Mazi fiil sebat, temekkün ve istikrar ifade eder.
Müsnedün ileyhin ism-i mevsûlle marife olması o kişilerin bilinen kimseler olduğunu belirtmesi yanında onlara tazim içindir.
قَالَ fiilinin mekulü’l-kavli, اِنَّ ile tekid edilmiş isim cümlesi, faide-i haber inkârî kelamdır. الْخِزْيَ ‘nin mübteda olduğu cümlede haberin hazfi, îcâz-ı hazif sanatıdır.

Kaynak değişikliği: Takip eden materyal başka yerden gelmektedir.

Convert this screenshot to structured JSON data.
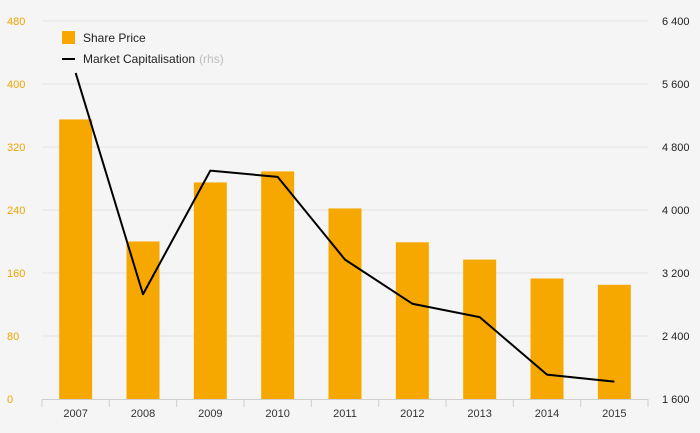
{
  "chart_data": {
    "type": "bar",
    "categories": [
      "2007",
      "2008",
      "2009",
      "2010",
      "2011",
      "2012",
      "2013",
      "2014",
      "2015"
    ],
    "series": [
      {
        "name": "Share Price",
        "kind": "bar",
        "axis": "left",
        "color": "#f7a800",
        "values": [
          355,
          200,
          275,
          289,
          242,
          199,
          177,
          153,
          145
        ]
      },
      {
        "name": "Market Capitalisation",
        "kind": "line",
        "axis": "right",
        "color": "#000000",
        "values": [
          5740,
          2930,
          4500,
          4420,
          3370,
          2810,
          2640,
          1910,
          1820
        ]
      }
    ],
    "ylim_left": [
      0,
      480
    ],
    "yticks_left": [
      "0",
      "80",
      "160",
      "240",
      "320",
      "400",
      "480"
    ],
    "ylim_right": [
      1600,
      6400
    ],
    "yticks_right": [
      "1 600",
      "2 400",
      "3 200",
      "4 000",
      "4 800",
      "5 600",
      "6 400"
    ],
    "legend_rhs_note": "(rhs)",
    "grid": true,
    "legend_position": "top-left"
  }
}
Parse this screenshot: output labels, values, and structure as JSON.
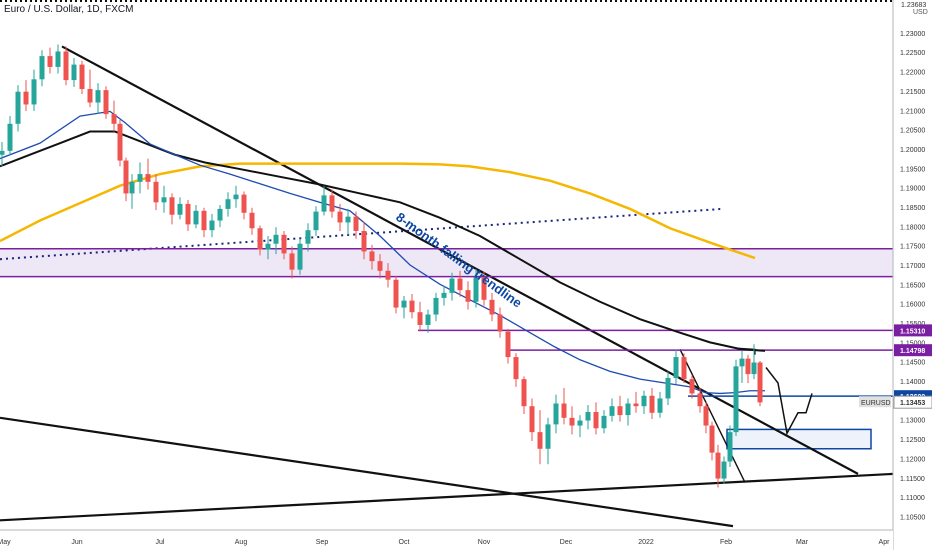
{
  "chart_data": {
    "type": "candlestick",
    "title": "Euro / U.S. Dollar, 1D, FXCM",
    "currency": "USD",
    "x_ticks": [
      "May",
      "Jun",
      "Jul",
      "Aug",
      "Sep",
      "Oct",
      "Nov",
      "Dec",
      "2022",
      "Feb",
      "Mar",
      "Apr"
    ],
    "y_ticks": [
      "1.23000",
      "1.22500",
      "1.22000",
      "1.21500",
      "1.21000",
      "1.20500",
      "1.20000",
      "1.19500",
      "1.19000",
      "1.18500",
      "1.18000",
      "1.17500",
      "1.17000",
      "1.16500",
      "1.16000",
      "1.15500",
      "1.15000",
      "1.14500",
      "1.14000",
      "1.13500",
      "1.13000",
      "1.12500",
      "1.12000",
      "1.11500",
      "1.11000",
      "1.10500"
    ],
    "ylim": [
      1.1015,
      1.2385
    ],
    "xlim": [
      0,
      932
    ],
    "price_labels": [
      {
        "text": "1.15310",
        "value": 1.1531,
        "color": "#7b1fa2"
      },
      {
        "text": "1.14798",
        "value": 1.14798,
        "color": "#7b1fa2"
      },
      {
        "text": "1.13609",
        "value": 1.13609,
        "color": "#0d47a1"
      },
      {
        "text": "1.13453",
        "value": 1.13453,
        "color": "#ffffff",
        "text_color": "#333333"
      },
      {
        "text": "EURUSD",
        "value": 1.13453,
        "color": "#e0e0e0",
        "text_color": "#333333"
      }
    ],
    "top_label": "1.23683",
    "annotation": "8-month falling trendline",
    "colors": {
      "up": "#26a69a",
      "down": "#ef5350",
      "ma_short": "#1e4bb0",
      "ma_mid": "#111111",
      "ma_long": "#f5b700",
      "purple": "#7b1fa2",
      "blue": "#0d47a1",
      "zone_fill": "#ede7f6"
    },
    "ma_short": [
      [
        0,
        1.1975
      ],
      [
        40,
        1.2015
      ],
      [
        80,
        1.2085
      ],
      [
        110,
        1.2097
      ],
      [
        125,
        1.2068
      ],
      [
        150,
        1.2013
      ],
      [
        175,
        1.1985
      ],
      [
        200,
        1.1958
      ],
      [
        230,
        1.1935
      ],
      [
        260,
        1.191
      ],
      [
        290,
        1.1885
      ],
      [
        320,
        1.1862
      ],
      [
        350,
        1.184
      ],
      [
        380,
        1.1775
      ],
      [
        410,
        1.17
      ],
      [
        440,
        1.165
      ],
      [
        470,
        1.161
      ],
      [
        500,
        1.157
      ],
      [
        530,
        1.1525
      ],
      [
        555,
        1.1488
      ],
      [
        580,
        1.1455
      ],
      [
        610,
        1.1425
      ],
      [
        640,
        1.1405
      ],
      [
        665,
        1.1395
      ],
      [
        690,
        1.1385
      ],
      [
        705,
        1.137
      ],
      [
        720,
        1.1368
      ],
      [
        735,
        1.137
      ],
      [
        750,
        1.1375
      ],
      [
        765,
        1.1375
      ]
    ],
    "ma_mid": [
      [
        0,
        1.1955
      ],
      [
        30,
        1.1985
      ],
      [
        60,
        1.2015
      ],
      [
        90,
        1.2045
      ],
      [
        115,
        1.2045
      ],
      [
        145,
        1.2015
      ],
      [
        175,
        1.1985
      ],
      [
        205,
        1.1965
      ],
      [
        240,
        1.1948
      ],
      [
        280,
        1.1928
      ],
      [
        320,
        1.1908
      ],
      [
        360,
        1.1885
      ],
      [
        400,
        1.1862
      ],
      [
        440,
        1.1822
      ],
      [
        480,
        1.1775
      ],
      [
        520,
        1.1715
      ],
      [
        560,
        1.1655
      ],
      [
        600,
        1.1605
      ],
      [
        640,
        1.156
      ],
      [
        680,
        1.1525
      ],
      [
        710,
        1.15
      ],
      [
        740,
        1.1483
      ],
      [
        765,
        1.1478
      ]
    ],
    "ma_long": [
      [
        0,
        1.1762
      ],
      [
        40,
        1.1815
      ],
      [
        80,
        1.186
      ],
      [
        120,
        1.1905
      ],
      [
        160,
        1.1935
      ],
      [
        200,
        1.1955
      ],
      [
        240,
        1.1962
      ],
      [
        280,
        1.1962
      ],
      [
        320,
        1.1962
      ],
      [
        360,
        1.1962
      ],
      [
        400,
        1.1962
      ],
      [
        440,
        1.196
      ],
      [
        470,
        1.1955
      ],
      [
        510,
        1.194
      ],
      [
        550,
        1.1918
      ],
      [
        590,
        1.1885
      ],
      [
        630,
        1.1845
      ],
      [
        670,
        1.1795
      ],
      [
        710,
        1.1758
      ],
      [
        730,
        1.174
      ],
      [
        755,
        1.1718
      ]
    ],
    "candles": [
      [
        2,
        1.1985,
        1.2018,
        1.1955,
        1.1995
      ],
      [
        10,
        1.1995,
        1.2085,
        1.1985,
        1.2065
      ],
      [
        18,
        1.2065,
        1.2165,
        1.2045,
        1.2148
      ],
      [
        26,
        1.2148,
        1.2178,
        1.2098,
        1.2115
      ],
      [
        34,
        1.2115,
        1.2205,
        1.2098,
        1.218
      ],
      [
        42,
        1.218,
        1.2255,
        1.2162,
        1.224
      ],
      [
        50,
        1.224,
        1.2262,
        1.2195,
        1.2212
      ],
      [
        58,
        1.2212,
        1.227,
        1.2195,
        1.2252
      ],
      [
        66,
        1.2252,
        1.2265,
        1.2165,
        1.2178
      ],
      [
        74,
        1.2178,
        1.2235,
        1.216,
        1.2218
      ],
      [
        82,
        1.2218,
        1.2228,
        1.2142,
        1.2155
      ],
      [
        90,
        1.2155,
        1.2205,
        1.2108,
        1.212
      ],
      [
        98,
        1.212,
        1.217,
        1.2092,
        1.2152
      ],
      [
        106,
        1.2152,
        1.2162,
        1.2078,
        1.209
      ],
      [
        114,
        1.209,
        1.2125,
        1.2045,
        1.2065
      ],
      [
        120,
        1.2065,
        1.2075,
        1.1955,
        1.197
      ],
      [
        126,
        1.197,
        1.1978,
        1.1865,
        1.1885
      ],
      [
        132,
        1.1885,
        1.1935,
        1.1845,
        1.1915
      ],
      [
        140,
        1.1915,
        1.1965,
        1.1885,
        1.1935
      ],
      [
        148,
        1.1935,
        1.1975,
        1.1895,
        1.1915
      ],
      [
        156,
        1.1915,
        1.1935,
        1.1842,
        1.1862
      ],
      [
        164,
        1.1862,
        1.1905,
        1.1835,
        1.1875
      ],
      [
        172,
        1.1875,
        1.1885,
        1.1805,
        1.183
      ],
      [
        180,
        1.183,
        1.1875,
        1.1818,
        1.1858
      ],
      [
        188,
        1.1858,
        1.1868,
        1.1788,
        1.1805
      ],
      [
        196,
        1.1805,
        1.1855,
        1.1795,
        1.184
      ],
      [
        204,
        1.184,
        1.1848,
        1.1772,
        1.179
      ],
      [
        212,
        1.179,
        1.1832,
        1.1772,
        1.1815
      ],
      [
        220,
        1.1815,
        1.1855,
        1.1798,
        1.1845
      ],
      [
        228,
        1.1845,
        1.1888,
        1.1825,
        1.187
      ],
      [
        236,
        1.187,
        1.1905,
        1.1848,
        1.1882
      ],
      [
        244,
        1.1882,
        1.189,
        1.1818,
        1.1835
      ],
      [
        252,
        1.1835,
        1.1848,
        1.1778,
        1.1795
      ],
      [
        260,
        1.1795,
        1.1802,
        1.1725,
        1.174
      ],
      [
        268,
        1.174,
        1.1775,
        1.1715,
        1.1755
      ],
      [
        276,
        1.1755,
        1.1798,
        1.1728,
        1.1778
      ],
      [
        284,
        1.1778,
        1.1788,
        1.1715,
        1.173
      ],
      [
        292,
        1.173,
        1.1748,
        1.1665,
        1.1688
      ],
      [
        300,
        1.1688,
        1.1768,
        1.1675,
        1.1755
      ],
      [
        308,
        1.1755,
        1.1808,
        1.1735,
        1.179
      ],
      [
        316,
        1.179,
        1.1852,
        1.1775,
        1.1838
      ],
      [
        324,
        1.1838,
        1.1905,
        1.1828,
        1.188
      ],
      [
        332,
        1.188,
        1.1895,
        1.1822,
        1.1838
      ],
      [
        340,
        1.1838,
        1.1858,
        1.1788,
        1.181
      ],
      [
        348,
        1.181,
        1.1845,
        1.1778,
        1.1825
      ],
      [
        356,
        1.1825,
        1.1838,
        1.1768,
        1.1788
      ],
      [
        364,
        1.1788,
        1.1812,
        1.1715,
        1.1735
      ],
      [
        372,
        1.1735,
        1.1752,
        1.1688,
        1.171
      ],
      [
        380,
        1.171,
        1.1728,
        1.1665,
        1.1685
      ],
      [
        388,
        1.1685,
        1.1705,
        1.1642,
        1.1662
      ],
      [
        396,
        1.1662,
        1.1672,
        1.1575,
        1.159
      ],
      [
        404,
        1.159,
        1.162,
        1.1562,
        1.1608
      ],
      [
        412,
        1.1608,
        1.1625,
        1.1562,
        1.1578
      ],
      [
        420,
        1.1578,
        1.1605,
        1.1528,
        1.1545
      ],
      [
        428,
        1.1545,
        1.1585,
        1.1525,
        1.1572
      ],
      [
        436,
        1.1572,
        1.1628,
        1.1555,
        1.1615
      ],
      [
        444,
        1.1615,
        1.1645,
        1.1595,
        1.1628
      ],
      [
        452,
        1.1628,
        1.168,
        1.1608,
        1.1665
      ],
      [
        460,
        1.1665,
        1.1685,
        1.1618,
        1.1635
      ],
      [
        468,
        1.1635,
        1.1658,
        1.1585,
        1.1605
      ],
      [
        476,
        1.1605,
        1.169,
        1.159,
        1.1668
      ],
      [
        484,
        1.1668,
        1.1682,
        1.1595,
        1.161
      ],
      [
        492,
        1.161,
        1.1628,
        1.1555,
        1.1572
      ],
      [
        500,
        1.1572,
        1.159,
        1.1512,
        1.1528
      ],
      [
        508,
        1.1528,
        1.1535,
        1.1445,
        1.1462
      ],
      [
        516,
        1.1462,
        1.1472,
        1.1385,
        1.1405
      ],
      [
        524,
        1.1405,
        1.1412,
        1.1315,
        1.1335
      ],
      [
        532,
        1.1335,
        1.1355,
        1.1245,
        1.1268
      ],
      [
        540,
        1.1268,
        1.1325,
        1.1185,
        1.1225
      ],
      [
        548,
        1.1225,
        1.1305,
        1.1185,
        1.1288
      ],
      [
        556,
        1.1288,
        1.1365,
        1.1265,
        1.1342
      ],
      [
        564,
        1.1342,
        1.1382,
        1.1288,
        1.1305
      ],
      [
        572,
        1.1305,
        1.1335,
        1.1262,
        1.1285
      ],
      [
        580,
        1.1285,
        1.1312,
        1.1255,
        1.1298
      ],
      [
        588,
        1.1298,
        1.1338,
        1.1275,
        1.132
      ],
      [
        596,
        1.132,
        1.1345,
        1.1262,
        1.1278
      ],
      [
        604,
        1.1278,
        1.1325,
        1.1265,
        1.131
      ],
      [
        612,
        1.131,
        1.1355,
        1.1295,
        1.1335
      ],
      [
        620,
        1.1335,
        1.1362,
        1.1295,
        1.1312
      ],
      [
        628,
        1.1312,
        1.1355,
        1.1285,
        1.1342
      ],
      [
        636,
        1.1342,
        1.1372,
        1.1318,
        1.1335
      ],
      [
        644,
        1.1335,
        1.1375,
        1.1315,
        1.1362
      ],
      [
        652,
        1.1362,
        1.1382,
        1.1302,
        1.1318
      ],
      [
        660,
        1.1318,
        1.1372,
        1.1305,
        1.1355
      ],
      [
        668,
        1.1355,
        1.1425,
        1.1338,
        1.1408
      ],
      [
        676,
        1.1408,
        1.1482,
        1.1392,
        1.1462
      ],
      [
        684,
        1.1462,
        1.1472,
        1.1395,
        1.1405
      ],
      [
        692,
        1.1405,
        1.1415,
        1.1355,
        1.1368
      ],
      [
        700,
        1.1368,
        1.1382,
        1.1318,
        1.1335
      ],
      [
        706,
        1.1335,
        1.1345,
        1.1265,
        1.1285
      ],
      [
        712,
        1.1285,
        1.1295,
        1.1195,
        1.1215
      ],
      [
        718,
        1.1215,
        1.1235,
        1.1125,
        1.1148
      ],
      [
        724,
        1.1148,
        1.1205,
        1.1135,
        1.1192
      ],
      [
        730,
        1.1192,
        1.1285,
        1.1178,
        1.1268
      ],
      [
        736,
        1.1268,
        1.1455,
        1.1258,
        1.1438
      ],
      [
        742,
        1.1438,
        1.1478,
        1.1395,
        1.1458
      ],
      [
        748,
        1.1458,
        1.1468,
        1.1395,
        1.1418
      ],
      [
        754,
        1.1418,
        1.1495,
        1.1405,
        1.1448
      ],
      [
        760,
        1.1448,
        1.1452,
        1.1335,
        1.1345
      ]
    ],
    "lines": [
      {
        "color": "#111111",
        "width": 2.2,
        "points": [
          [
            62,
            1.2265
          ],
          [
            858,
            1.116
          ]
        ]
      },
      {
        "color": "#111111",
        "width": 2.2,
        "points": [
          [
            0,
            1.1305
          ],
          [
            733,
            1.1025
          ]
        ]
      },
      {
        "color": "#111111",
        "width": 2.2,
        "points": [
          [
            0,
            1.104
          ],
          [
            893,
            1.116
          ]
        ]
      },
      {
        "color": "#111111",
        "width": 1.4,
        "points": [
          [
            680,
            1.1482
          ],
          [
            745,
            1.1138
          ]
        ]
      },
      {
        "color": "#1a237e",
        "width": 2,
        "dash": "2 4",
        "points": [
          [
            0,
            1.1715
          ],
          [
            722,
            1.1845
          ]
        ]
      },
      {
        "color": "#7b1fa2",
        "width": 1.5,
        "points": [
          [
            0,
            1.1742
          ],
          [
            893,
            1.1742
          ]
        ]
      },
      {
        "color": "#7b1fa2",
        "width": 1.5,
        "points": [
          [
            0,
            1.167
          ],
          [
            893,
            1.167
          ]
        ]
      },
      {
        "color": "#7b1fa2",
        "width": 1.5,
        "points": [
          [
            418,
            1.1531
          ],
          [
            893,
            1.1531
          ]
        ]
      },
      {
        "color": "#7b1fa2",
        "width": 1.5,
        "points": [
          [
            508,
            1.14798
          ],
          [
            893,
            1.14798
          ]
        ]
      },
      {
        "color": "#0d47a1",
        "width": 1.5,
        "points": [
          [
            688,
            1.13609
          ],
          [
            893,
            1.13609
          ]
        ]
      },
      {
        "color": "#111111",
        "width": 1.2,
        "points": [
          [
            738,
            1.1485
          ],
          [
            755,
            1.1482
          ],
          [
            755,
            1.1468
          ]
        ]
      },
      {
        "color": "#111111",
        "width": 1.5,
        "points": [
          [
            766,
            1.1435
          ],
          [
            778,
            1.1395
          ],
          [
            787,
            1.1265
          ],
          [
            798,
            1.1318
          ],
          [
            806,
            1.1318
          ],
          [
            812,
            1.1368
          ]
        ]
      }
    ],
    "rects": [
      {
        "x0": 0,
        "x1": 893,
        "y0": 1.1742,
        "y1": 1.167,
        "fill": "#ede7f6",
        "stroke": "none"
      },
      {
        "x0": 727,
        "x1": 871,
        "y0": 1.1275,
        "y1": 1.1225,
        "fill": "#eef3fb",
        "stroke": "#0d47a1"
      }
    ]
  }
}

Car mecrur عَلَى الْكَافِر۪ينَۙ , bu mahzuf habere müteallıktır.
وَالسُّٓوءَ , tezâyüf sebebiyle الْخِزْيَ ‘ye atfedilmiştir. الْخِزْيَ , zaman zarfı الْيَوْمَ ’nin müteallakıdır.
الْخِزْيَ - السُّٓوءَ kelimeleri arasında mürâât-ı nazîr sanatı vardır.
الْيَوْمَ ve الَّذ۪ينَ ‘nin tekrarında reddü’l-acüz ale’s-sadr sanatı vardır.
اُو۫تُوا الْعِلْمَ ve الْكَافِر۪ينَۙ kelimeleri arasında îhâm-ı tıbâk sanatı vardır.
اِنَّ الْخِزْيَ الْيَوْمَ وَالسُّٓوءَ عَلَى الْكَافِر۪ينَۙ [Şüphesiz bugün rezillik ve kötülük] zillet ve azap [kâfirlerin üzerinedir] sözünü söylemelerinin faydası, onlara karşı şamata etmek ve onları daha çok horlamaktır. Bunu hikâye etmesi de işitenlere bir lütuf ve öğüt olması içindir. (Beyzâvî)
يُخْز۪يهِمْ - الْخِزْيَ ve يَقُولُ - قَالَ kelime grupları arasında iştikak cinası, reddü’l-acüz ale’s-sadr sanatları vardır.